To run the notebook, follow the instructions here:
luce nb register expgen
luce nb start --port <port>
You can get the notebook server URL from the readout of the command above. Make sure to select the proper kernel in the notebook interface.
If you would like to generate descriptions at a larger scale, follow the steps below.
Generating exemplars for all neurons take aroud 64 hours using 2 A100 GPUs.
We uploaded our exemplars to s3, which can be downloaded with the following command after installing AWS CLI
aws s3 sync s3://transluce-public/exemplars .
The total size is 427GB.
To generate your own exemplars from scratch, use scripts/compute_exemplars.py
. An example command for computing exemplars for all neurons in layer 0 using the train dataset split is
CUDA_VISIBLE_DEVICES=0,1 python -m scripts.compute_exemplars --data_dir <data_dir> --hf_datasets fineweb lmsys --num_seqs 1_000_000 --seq_len 95 --k 100 --batch_size 512 --sampling_ratios 0.5 0.5 --layer_indices 0 --split train
This requires at least 2 GPUs.
To generate and score descriptions for many neurons, use scripts/generate_and_score_explanation.py
. An example command is
CUDA_VISIBLE_DEVICES=0,1 python scripts/generate_and_score_explanation.py --config_path <path_to_config> --neurons_file <path_to_file>
An example config file is configs/distilled_llama.yaml
.
- How can I extend this to describe neurons in a different model?

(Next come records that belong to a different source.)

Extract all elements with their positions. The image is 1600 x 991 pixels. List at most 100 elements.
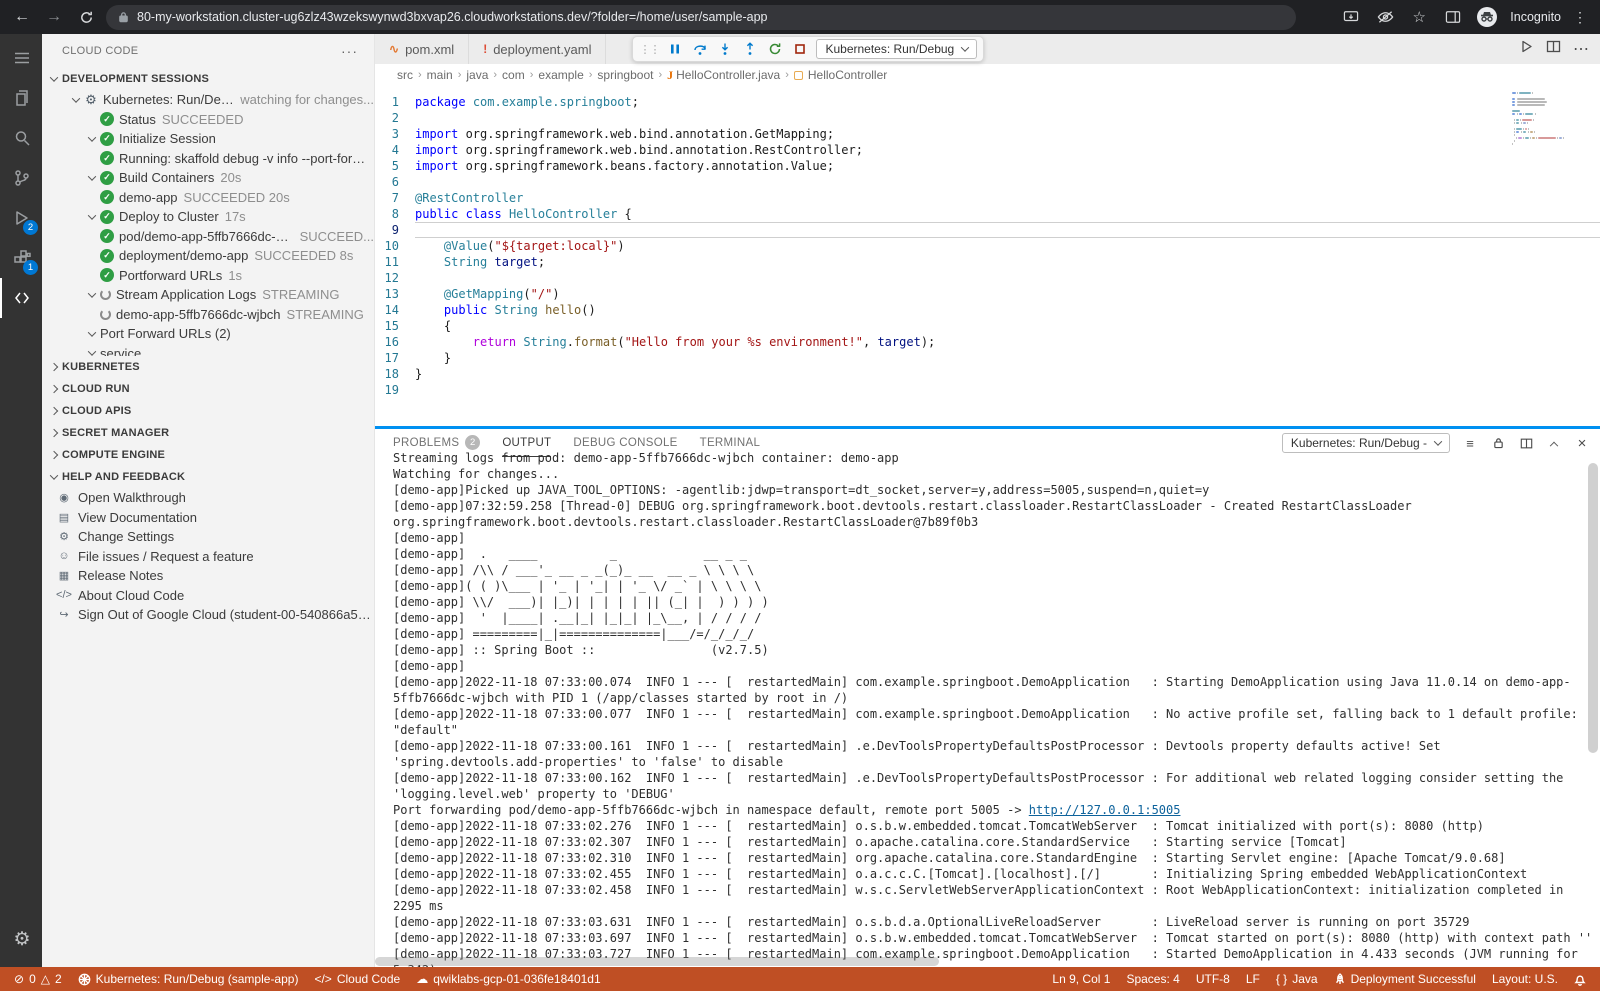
sidebar-more-actions-icon[interactable]: ···: [341, 43, 358, 59]
tab-deployment-yaml[interactable]: ! deployment.yaml: [469, 34, 606, 64]
tree-item[interactable]: ✓Portforward URLs1s: [42, 266, 374, 286]
encoding[interactable]: UTF-8: [1188, 967, 1238, 991]
lock-scroll-icon[interactable]: [1490, 435, 1506, 451]
tab-pom-xml[interactable]: ∿ pom.xml: [375, 34, 469, 64]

Currently, the code requires the subject model (the model being explained) and the simulator model (used for scoring descriptions) to share the same tokenizer. So as long as this condition is satisfied (we are planning to release code for finetuning the simulator soon), the pipeline can be applied to other models.
The logic for doing simulation using a fine-tuned simulator is in the FinetunedSimulator
class in activations.simulation_utils
.
- Can I describe things other than neurons? e.g. SAE features?
In terms of generating exemplars, one can add to get_activations_computing_func in activations.activations_computation
to compute activations features other than MLP neurons.
The rest of the pipeline relies on indexing features by their layer and neuron_idx, so if this indexing is generalized, it's possible to describe other types of features.